クモの糸は丈夫でよく伸びることがよく知られていますが、大量につくることができないため、人工的につくり出そうという試みが行われています。

これまでに微生物でクモ糸のタンパク質を大量につくり、繊維状に加工することには成功していますが、天然のクモの糸に近いものはまだできていません。
2000年に、カイコに他の生物の遺伝子を導入する技術が確立されたことで、クモの糸をカイコにつくらせる研究が世界中で行われています。これまでに日本やアメリカの複数のグループが実験用のカイコ品種にクモの遺伝子の一部を組み込んでクモ糸を含むシルクをつくり出すことに成功していますが、強度的に弱く、少量しか得られませんでした。
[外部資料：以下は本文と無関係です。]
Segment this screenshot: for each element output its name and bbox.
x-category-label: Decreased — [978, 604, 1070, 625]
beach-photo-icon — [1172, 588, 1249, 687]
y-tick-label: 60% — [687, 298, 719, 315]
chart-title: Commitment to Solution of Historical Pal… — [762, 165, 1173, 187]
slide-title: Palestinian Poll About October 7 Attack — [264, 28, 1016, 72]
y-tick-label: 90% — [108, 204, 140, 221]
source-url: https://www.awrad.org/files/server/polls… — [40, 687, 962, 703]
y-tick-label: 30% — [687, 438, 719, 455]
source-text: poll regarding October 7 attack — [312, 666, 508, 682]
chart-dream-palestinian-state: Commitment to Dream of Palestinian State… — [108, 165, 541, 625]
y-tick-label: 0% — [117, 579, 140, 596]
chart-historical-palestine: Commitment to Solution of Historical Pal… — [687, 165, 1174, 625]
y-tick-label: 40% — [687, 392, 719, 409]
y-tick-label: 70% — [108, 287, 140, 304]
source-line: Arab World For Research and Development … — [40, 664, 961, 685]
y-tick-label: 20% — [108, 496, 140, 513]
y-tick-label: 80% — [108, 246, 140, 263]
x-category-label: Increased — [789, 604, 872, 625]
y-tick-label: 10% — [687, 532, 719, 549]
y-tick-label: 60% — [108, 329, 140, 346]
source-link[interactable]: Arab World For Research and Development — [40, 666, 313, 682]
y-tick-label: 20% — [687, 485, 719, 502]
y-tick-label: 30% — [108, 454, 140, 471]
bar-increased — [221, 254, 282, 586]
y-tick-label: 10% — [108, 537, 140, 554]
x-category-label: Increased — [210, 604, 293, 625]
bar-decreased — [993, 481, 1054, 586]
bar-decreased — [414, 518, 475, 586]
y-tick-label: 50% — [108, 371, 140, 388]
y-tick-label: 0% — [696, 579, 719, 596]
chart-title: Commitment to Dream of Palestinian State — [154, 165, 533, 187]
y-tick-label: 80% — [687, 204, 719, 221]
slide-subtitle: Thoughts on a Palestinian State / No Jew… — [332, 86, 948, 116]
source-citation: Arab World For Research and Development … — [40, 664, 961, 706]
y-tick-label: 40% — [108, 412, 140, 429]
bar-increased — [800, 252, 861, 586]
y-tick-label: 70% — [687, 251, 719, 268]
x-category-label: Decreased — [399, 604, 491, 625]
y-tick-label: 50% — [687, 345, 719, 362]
そこで農業生物資源研究所のグループは、実際にシルク生産に使っているカイコ品種に遺伝子を導入する技術を開発して、ニワオニグモの遺伝子を用いて、クモ糸シルクをつくり出すことに成功しました。得られたクモ糸シルクの生糸はクモ糸タンパク質を1%程度しか含まないにもかかわらず、含まない生糸の1.5倍の強度を持っていることがわかりました。
カイコに完全なクモの糸をつくらせるためには、大きなクモ糸遺伝子をカイコの対応する遺伝子と置き換える技術が必要です。現在の研究の進捗状況からみると、100%クモ糸のシルクができる日もそう遠くはないことでしょう。

Y Kuwana et al.
High-Toughness Silk Produced by a Transgenic Silkworm Expressing Spider (Araneus ventricosus) Dragline Silk Protein.
PLoS One. 2014 Aug 27;9(8):e105325.
DOI: 10.1371/journal.pone.0105325. eCollection 2014.